According to the 2018 financial statement, British American Tobacco group has been hit by a £902 million tax assessments in the Netherlands.
“The Dutch tax authority has issued a number of assessments on various issues across the years 2003-2016 in relation to various intra-group transactions. The assessments amount to an aggregate net liability across these periods of £902 million covering tax, interest and penalties.
The Group has appealed against the assessments in full.
The Group believes that its companies have meritorious defences in law and fact in each of the above matters and intends to pursue each dispute through the judicial system as necessary.
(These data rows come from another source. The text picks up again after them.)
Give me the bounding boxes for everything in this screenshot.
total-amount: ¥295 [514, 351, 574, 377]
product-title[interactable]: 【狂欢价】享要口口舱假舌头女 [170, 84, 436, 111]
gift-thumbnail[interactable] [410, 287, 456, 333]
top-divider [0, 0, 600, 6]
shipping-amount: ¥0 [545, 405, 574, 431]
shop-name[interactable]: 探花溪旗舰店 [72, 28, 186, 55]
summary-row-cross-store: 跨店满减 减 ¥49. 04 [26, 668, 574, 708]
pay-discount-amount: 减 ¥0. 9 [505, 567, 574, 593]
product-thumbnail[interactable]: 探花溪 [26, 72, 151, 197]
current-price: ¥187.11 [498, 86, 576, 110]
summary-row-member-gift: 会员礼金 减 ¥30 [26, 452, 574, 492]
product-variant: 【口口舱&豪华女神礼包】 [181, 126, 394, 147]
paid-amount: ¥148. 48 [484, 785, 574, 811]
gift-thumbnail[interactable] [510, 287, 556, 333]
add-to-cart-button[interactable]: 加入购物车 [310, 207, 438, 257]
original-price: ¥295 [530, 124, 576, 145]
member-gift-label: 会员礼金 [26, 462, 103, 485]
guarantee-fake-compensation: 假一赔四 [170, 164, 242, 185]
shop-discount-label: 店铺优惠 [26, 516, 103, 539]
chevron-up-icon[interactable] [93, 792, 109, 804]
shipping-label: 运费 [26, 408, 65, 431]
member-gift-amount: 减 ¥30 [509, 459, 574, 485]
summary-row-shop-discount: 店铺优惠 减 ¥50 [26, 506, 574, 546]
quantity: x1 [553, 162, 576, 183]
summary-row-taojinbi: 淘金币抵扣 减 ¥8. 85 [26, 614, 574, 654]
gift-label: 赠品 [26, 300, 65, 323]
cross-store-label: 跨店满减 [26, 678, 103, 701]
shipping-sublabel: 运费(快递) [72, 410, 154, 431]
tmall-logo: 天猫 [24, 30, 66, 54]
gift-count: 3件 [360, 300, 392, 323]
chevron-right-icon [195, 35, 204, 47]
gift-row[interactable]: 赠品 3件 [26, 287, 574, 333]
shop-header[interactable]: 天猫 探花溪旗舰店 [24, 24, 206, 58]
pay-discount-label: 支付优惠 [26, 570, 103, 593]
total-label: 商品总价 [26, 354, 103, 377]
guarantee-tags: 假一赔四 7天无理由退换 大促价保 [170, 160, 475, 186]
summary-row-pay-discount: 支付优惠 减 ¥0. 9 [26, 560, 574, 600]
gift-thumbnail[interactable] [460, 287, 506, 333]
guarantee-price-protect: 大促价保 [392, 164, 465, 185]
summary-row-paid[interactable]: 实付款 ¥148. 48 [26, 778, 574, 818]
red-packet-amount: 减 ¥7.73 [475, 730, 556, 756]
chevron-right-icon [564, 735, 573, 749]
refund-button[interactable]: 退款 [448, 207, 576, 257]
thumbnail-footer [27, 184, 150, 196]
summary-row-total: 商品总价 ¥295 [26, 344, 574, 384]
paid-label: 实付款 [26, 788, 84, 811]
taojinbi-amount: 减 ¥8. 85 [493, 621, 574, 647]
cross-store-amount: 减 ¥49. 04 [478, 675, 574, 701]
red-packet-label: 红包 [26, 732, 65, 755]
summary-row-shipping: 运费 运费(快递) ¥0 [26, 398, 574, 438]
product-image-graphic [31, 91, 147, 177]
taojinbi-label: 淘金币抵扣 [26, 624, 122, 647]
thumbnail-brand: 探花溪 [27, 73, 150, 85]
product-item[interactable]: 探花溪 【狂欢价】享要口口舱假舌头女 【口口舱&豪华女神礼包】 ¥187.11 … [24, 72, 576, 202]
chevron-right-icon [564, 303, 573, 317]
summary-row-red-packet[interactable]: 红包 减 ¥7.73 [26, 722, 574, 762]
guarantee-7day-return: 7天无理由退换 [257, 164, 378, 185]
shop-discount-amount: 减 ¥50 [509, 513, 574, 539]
The Group does not consider it appropriate to make provision for these amounts nor for any potential further amounts which may be assessed in relation to these matters in subsequent years.
While the amounts that may be payable or receivable in relation to tax disputes could be material to the results or cash flows of the Group in the period in which they are recognised, the Board does not expect these amounts to have a material effect on the Group’s financial condition.”
According to Dutch media the conflict mainly concerns loans that the company issued from Dutch companies to subsidiaries abroad. Due to the interest paid by the subsidiaries on these loans, BAT reduced local profit and thus paid less income tax.
The interest income was sent directly from the Netherlands to a parent company in the United Kingdom, which formally had guaranteed the loans.
According to the 2018 financial statement a substantial tax assessment related to inter-company loans in the BAT group has also been issued by the South African Revenue Service.
“In 2011, the South African Revenue Service (SARS) challenged the debt financing of British American Tobacco South Africa (BATSA) and reassessed the years 2006 to 2008. BATSA has objected to and appealed this reassessment. In 2014, SARS also reassessed the years 2009 and 2010. In 2015, BATSA filed formal Notices of Appeal and detailed objection letters against the 2009 and 2010 assessments and has reserved its right to challenge the constitutionality of the
assessment at a later date. In 2016, SARS filed a Statement of Grounds of Assessment and BATSA filed its Statement of Grounds of Appeal in early 2017. During 2018 both parties have filed their notices of discovery. Across the period from 2006 to 2010 the reassessments are for ZAR2.1 billion (£116 million) covering both tax and interest.”